6.5.2If we really had agreed on means and ends right at the start of the campaign, if we had asked harder and faster questions about the depth and width of the problem, and hence the very need of the campaign, we would have done a lot of services to ourselves, our institutions and to Ethiopia/Ethiopians. We failed to ask some critical questions before we jumped into the band-wagon, and we have been driven to where we are now.
6.5.3The only way out of this mess is to start to ask these critical questions and try hard in order to get convincing answers for all of them. The questions we raise may vary according to identity, role and capacity, but in any case we have to raise them. Answering these questions or obliging others to answer them shall logically lead us to the way out, even if that way involves undoing some things and unwinding others.
7.Some Concluding Remarks
7.1A special train kicked off Arat Kilo, on May 2001. It contained some selected passengers, whose selection criteria seem to be not clear but not necessarily the same. The train had no destination or purpose. It was just let to roam around the rail, remotely controlled from the PMO (Arat Kilo). It did in deed roam for a year.
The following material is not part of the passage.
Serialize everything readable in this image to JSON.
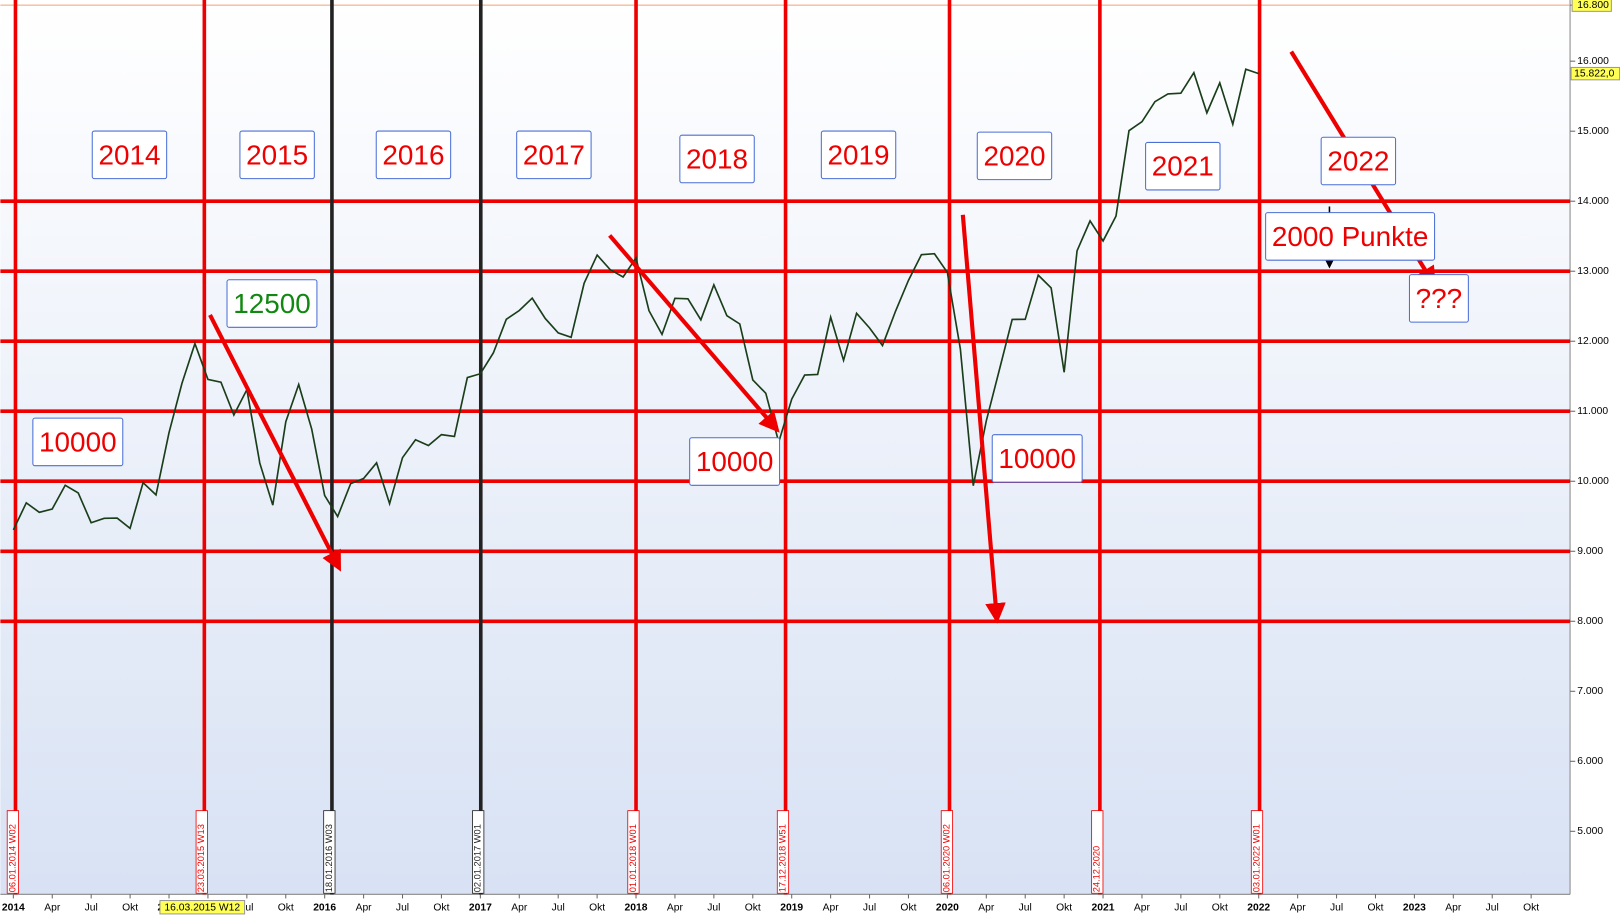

7.2The attempt to find a cause or purpose for this expensive trip seems to have evidently failed. Those of us who clappingly saw off the train, without asking about its purpose and destination, seem to have become suspicious of foul or vile. Those who paid for the fuel have also begun raising eye brows. Above all the nation has got only one rail and it has been occupied by the purposeless train for too long now, and is also showing signs of fatigue.
7.3After a full year of roaming and wandering, the train is now headed back to the starting point-the PMO. It is about to crush. The controllers at the PMO have choices.
7.3.1They can just let it crush into the building they are occupying, thereby perishing with it. They can as well leave or vacate the building and let the train crush into the empty building. The third choice will be to stop the train before it crushes, unload the passengers and retract the train out of the rail.
7.3.2The first two choices are destructive, in that they entail loss of people and assets. The nation cannot just afford such a waste. We are, therefore, left with one choice-the third one.
7.4Let every one of us think of what we can do, in order to make this choice realizable. And of course much will depend on what the drivers or controllers at the PMO and the Sponsors at the BWI choose to do or agree to do or not to do, but still I have a couple of suggestions:
7.4.1Stop the campaign and undo some of the perilous doings of the last year, say the annulment of the amendment to the anti-corruption law and the reversal of the restraining order on assets. A couple of additional measures to rebuild public confidence and trust will also help.
7.4.2Initiate an objective study on the extent of the problem of corruption in this country. And the outcome shall lead into the design of the appropriate institutions and modalities for combating it.
7.4.3And subsequently, let the courts freely decide on the cases at hand; while the defendants shall also be free to defend themselves.